Verjus du Périgord
Le verjus du Périgord, je l’ai découvert dans le Sud-Ouest, bien avant qu’il ne revienne doucement dans les cuisines de chefs. À l’époque, il ne trônait pas fièrement entre le yuzu et le vinaigre balsamique vieilli douze ans d’âge. Non. Il se cachait plutôt dans quelques épiceries du Périgord, discrètement posé sur une étagère, avec son allure de bouteille dont personne ne sait vraiment quoi faire.
Et pourtant, ce condiment mérite largement qu’on s’y intéresse.
Le verjus est un jus obtenu par pressage de raisins récoltés avant maturité, encore verts et naturellement acidulés. Son goût est à la fois fruité, frais et délicatement piquant, avec une douceur qui le distingue du vinaigre ou du citron. Son nom vient tout simplement de “vert jus”, en référence à ces raisins cueillis avant les vendanges classiques.
Longtemps utilisé dans la cuisine ancienne, notamment avant que le citron ne devienne courant dans les cuisines européennes, le verjus avait presque disparu des placards. Aujourd’hui, il revient doucement chez certains producteurs, dans les épiceries fines et sur quelques tables curieuses. Comme quoi, certains produits retrouvent leur place sans avoir besoin d’ouvrir un compte Instagram.
Quel goût a le verjus ?
Le verjus possède une acidité douce, végétale et fruitée. Il relève un plat sans masquer les autres saveurs. C’est justement ce que j’aime chez lui : il apporte du peps, mais sans faire la grosse voix.
On garde le goût des ingrédients, avec ce petit coup de frais en plus. C’est exactement le genre de détail qui change une assiette sans lui coller une pancarte “regardez-moi, je suis originale”.
Comment utiliser le verjus en cuisine ?
Depuis que j’en ai acheté une bouteille, je m’en sers surtout quand un plat a besoin d’un peu de nerf, mais pas d’une acidité trop tranchante. Un fond de poêle après cuisson d’une volaille, quelques cuillerées pour réveiller une sauce un peu sage, un trait dans une vinaigrette : le verjus sait se rendre utile sans faire son intéressant.
Il fonctionne très bien avec les poissons, les légumes rôtis, les sauces légères à la crème ou les plats mijotés que l’on veut alléger en fin de cuisson. Vous pouvez aussi l’utiliser à la place d’un trait de citron ou d’un vinaigre doux, surtout quand vous cherchez une acidité plus ronde, moins mordante.
Je trouve qu’il a cette petite élégance discrète des condiments vraiment utiles : il ne cherche pas à voler la vedette, mais quand il n’est pas là, il manque quelque chose.
Je m’en suis notamment servie pour préparer une salade de lentilles au magret séché et verjus du Périgord.
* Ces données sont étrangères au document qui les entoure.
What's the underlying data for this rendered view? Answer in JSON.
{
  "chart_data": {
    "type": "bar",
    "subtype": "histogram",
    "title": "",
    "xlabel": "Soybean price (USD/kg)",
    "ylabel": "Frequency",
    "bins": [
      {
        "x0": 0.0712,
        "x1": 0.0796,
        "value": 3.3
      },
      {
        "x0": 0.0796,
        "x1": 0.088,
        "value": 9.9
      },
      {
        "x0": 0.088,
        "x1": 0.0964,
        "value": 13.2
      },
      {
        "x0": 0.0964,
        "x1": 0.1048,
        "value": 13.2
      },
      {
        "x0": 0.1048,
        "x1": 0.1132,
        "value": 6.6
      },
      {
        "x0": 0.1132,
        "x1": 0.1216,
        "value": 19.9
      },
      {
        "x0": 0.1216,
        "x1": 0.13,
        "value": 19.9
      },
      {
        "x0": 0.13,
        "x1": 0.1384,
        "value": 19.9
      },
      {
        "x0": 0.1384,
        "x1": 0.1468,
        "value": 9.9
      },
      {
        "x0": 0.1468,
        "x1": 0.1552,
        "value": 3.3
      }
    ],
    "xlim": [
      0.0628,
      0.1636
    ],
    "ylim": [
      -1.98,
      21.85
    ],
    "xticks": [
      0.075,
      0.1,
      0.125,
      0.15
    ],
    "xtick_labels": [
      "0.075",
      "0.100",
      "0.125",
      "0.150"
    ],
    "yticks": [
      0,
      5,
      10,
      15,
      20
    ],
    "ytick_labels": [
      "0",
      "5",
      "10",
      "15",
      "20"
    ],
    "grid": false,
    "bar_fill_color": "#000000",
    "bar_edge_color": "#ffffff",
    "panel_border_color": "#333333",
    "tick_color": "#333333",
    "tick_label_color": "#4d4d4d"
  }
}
Et franchement, les lentilles prennent tout de suite un petit air beaucoup plus festif. Ce qui, vu le prix des légumes certains jours, n’est pas totalement négligeable.
Où acheter et que cuisiner avec du verjus ?
Pour bien choisir un verjus, je regarde d’abord la composition. Un bon produit n’a pas besoin d’une liste d’ingrédients longue comme un jour sans pain : du jus de raisins verts, une belle acidité naturelle, et c’est déjà très bien. J’aime les verjus qui gardent ce côté franc, fruité, presque végétal. Les versions trop sucrées ou trop trafiquées perdent un peu de leur intérêt.
On en trouve dans certaines épiceries fines, chez des producteurs du Sud-Ouest, sur quelques marchés gourmands et parfois dans les rayons de grandes surfaces bien fournies. Vous pouvez aussi en acheter en ligne, mais vérifiez toujours la composition avant de cliquer plus vite que votre ombre.
Pour l’apprivoiser, commencez par des recettes simples. Une salade de lentilles, une volaille poêlée, un poisson juste cuit, des légumes rôtis ou une sauce courte lui vont très bien. Le verjus aime les assiettes lisibles, celles où chaque ingrédient a encore son mot à dire.
Si vous cherchez d’autres idées, retrouvez ici mes recettes avec du verjus, faciles à adapter au quotidien. Le verjus n’est pas un produit gadget. C’est plutôt le petit flacon discret qui remet de l’équilibre dans l’assiette.
Et ça, dans une cuisine de tous les jours, c’est déjà beaucoup.